Aditama bungkam. Eliana sangat sulit diberitahu jika sudah seperti ini.
"Aku tahu sebenarnya Papa lah yang ingin menghancurkan keluarga Austen, dan Papa menggunakan kak Edgar. Terus kematian kedua orangtuanya Edgar bukan karena Cole Austen dan istrinya. Tapi Papa lah yang membunuh Ayah kandung Kak Edgar!" kelakar Eliana.
Aditama membelalakkan matanya, tatapannya berubah tajam menatap sang Putri. "Dari mana kamu tahu ini semua?"
Eliana menyeringai. "Papa kira selama ini aku memang hanya bersenang-senang? Aku menghabiskan waktuku di luar bukan hanya bermain. Aku mencari tahu semua hingga akar-akarnya. Dan kak Edgar sangat bodoh mempercayai Papa!"
Aditama tertawa keras. "Ternyata diam-diam kamu menyelidikinya."
"Iya! Aku bahkan tidak ragu akan memberitahu kak Edgar. Tapi nanti, setelah Hazel mati," ketus Eliana.

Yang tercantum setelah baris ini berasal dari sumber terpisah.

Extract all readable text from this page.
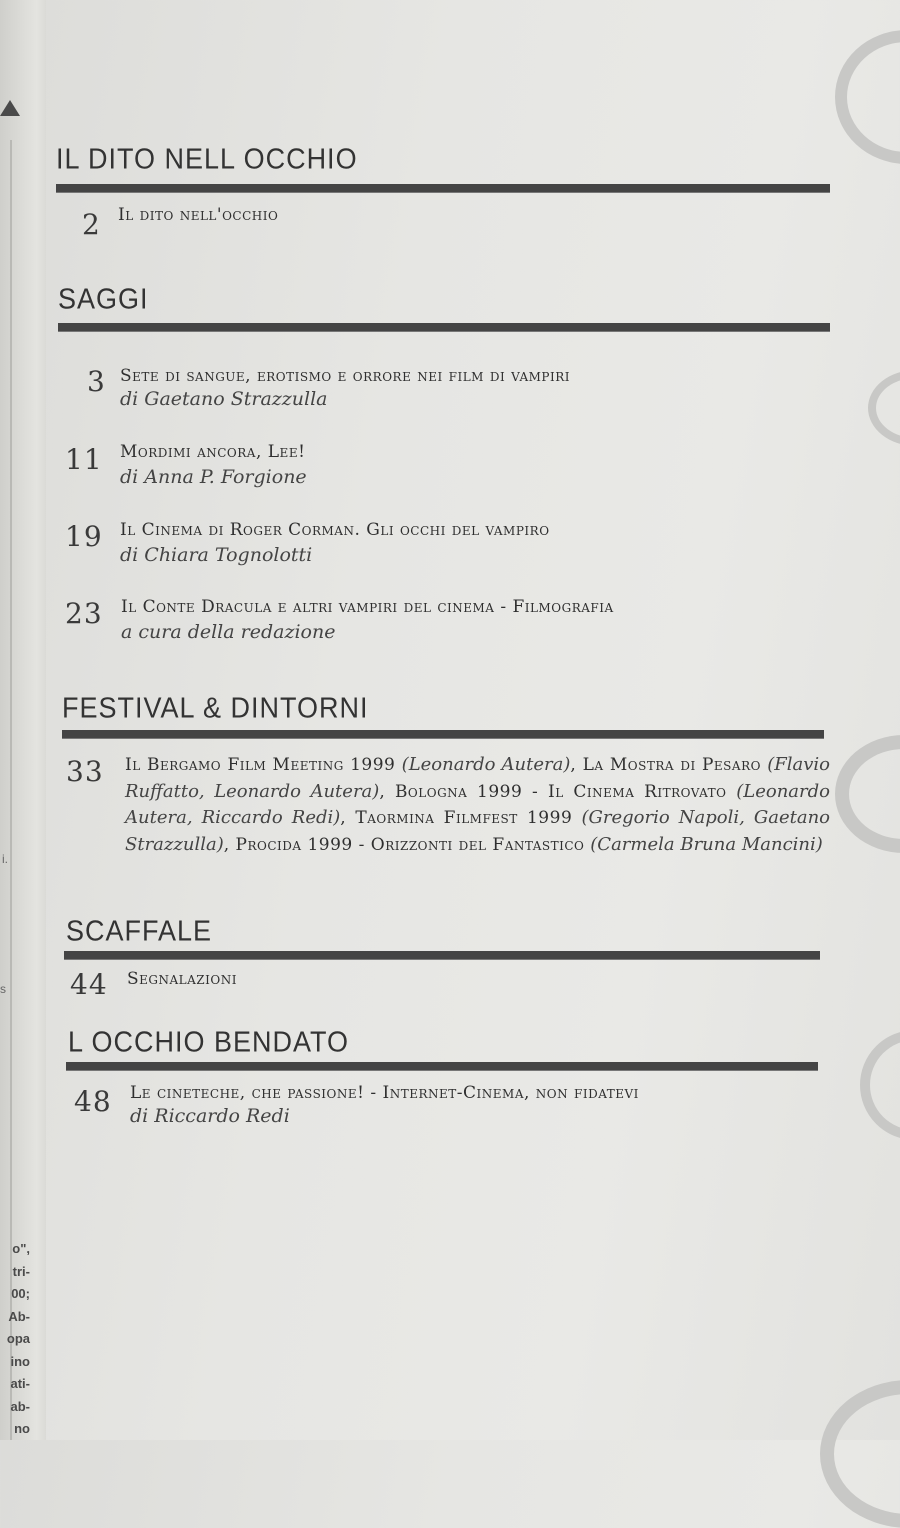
i.
s
o",
tri-
00;
Ab-
opa
ino
ati-
ab-
no
IL DITO NELL OCCHIO
2 Il dito nell'occhio
SAGGI
3 Sete di sangue, erotismo e orrore nei film di vampiri
di Gaetano Strazzulla
11 Mordimi ancora, Lee!
di Anna P. Forgione
19 Il Cinema di Roger Corman. Gli occhi del vampiro
di Chiara Tognolotti
23 Il Conte Dracula e altri vampiri del cinema - Filmografia
a cura della redazione
FESTIVAL & DINTORNI
33 Il Bergamo Film Meeting 1999 (Leonardo Autera), La Mostra di Pesaro (Flavio Ruffatto, Leonardo Autera), Bologna 1999 - Il Cinema Ritrovato (Leonardo Autera, Riccardo Redi), Taormina Filmfest 1999 (Gregorio Napoli, Gaetano Strazzulla), Procida 1999 - Orizzonti del Fantastico (Carmela Bruna Mancini)
SCAFFALE
44 Segnalazioni
L OCCHIO BENDATO
48 Le cineteche, che passione! - Internet-Cinema, non fidatevi
di Riccardo Redi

Wajah Aditama berubah menyeramkan. Pria tua itu mencengkeram erat kedua pundak gadis itu. "Jangan beritahu Edgar sampai kapan pun. Sekarang katakan pada Papa apa yang kamu inginkan."
Eliana menyeringai. "Papa akan mengabulkannya?"
"Ya, sebagai gantinya kau harus merahasiakan ini semua."
"Okay. Aku ingin kak Edgar menjadi milikku. Papa tidak boleh melarangku lagi," ujar Eliana.
"Baiklah, Papa akan menyetujui itu. Dan tidak akan ikut campur dengan perasaan yang kau miliki dengan Edgar. Sekarang kita berada di kubu yang sama. Kau mengerti?"
Eliana tersenyum lebar. "Aku sudah menduganya, Papa akan berbicara seperti ini. Tentu saja aku mengerti, Pa."
Aditama menghela napas lega. "Walaupun begitu, tetap biarkan Edgar melaksanakan tugasnya. Jangan mengganggunya. Kita sudah sama-sama tahu bahwa akhirnya kau akan bersama Edgar. Papa jamin itu."
"Baiklah, aku tidak akan ikut campur lagi masalah Hazel. Hanya saja nanti aku sedikit bermain. Tidak masalah bukan?"
Aditama menganggukkan kepalanya. "That's my girl."
***
Hari ini merupakan hari minggu. Setelah dua hari yang lalu, saat ia mengetahui perencanaan pertunangan Hazel dan Jacob, tidak ada yang Edgar lakukan selain berdiam diri di kamarnya. Ia sedang berada di penthouse nya.
Beruntung Hazel tidak keluar ke manapun, jadi ia tidak harus menemani gadis itu keluar.
Edgar jadi uring-uringan sendiri memikirkan pertunangan Hazel dan Jacob. Apa yang harus ia lakukan?
Lebih dari lima puluh persen dari dalam dirinya menolak keras pertanyaan itu. Edgar sangat tidak setuju, tapi untuk protes pun ia tidak memiliki hak.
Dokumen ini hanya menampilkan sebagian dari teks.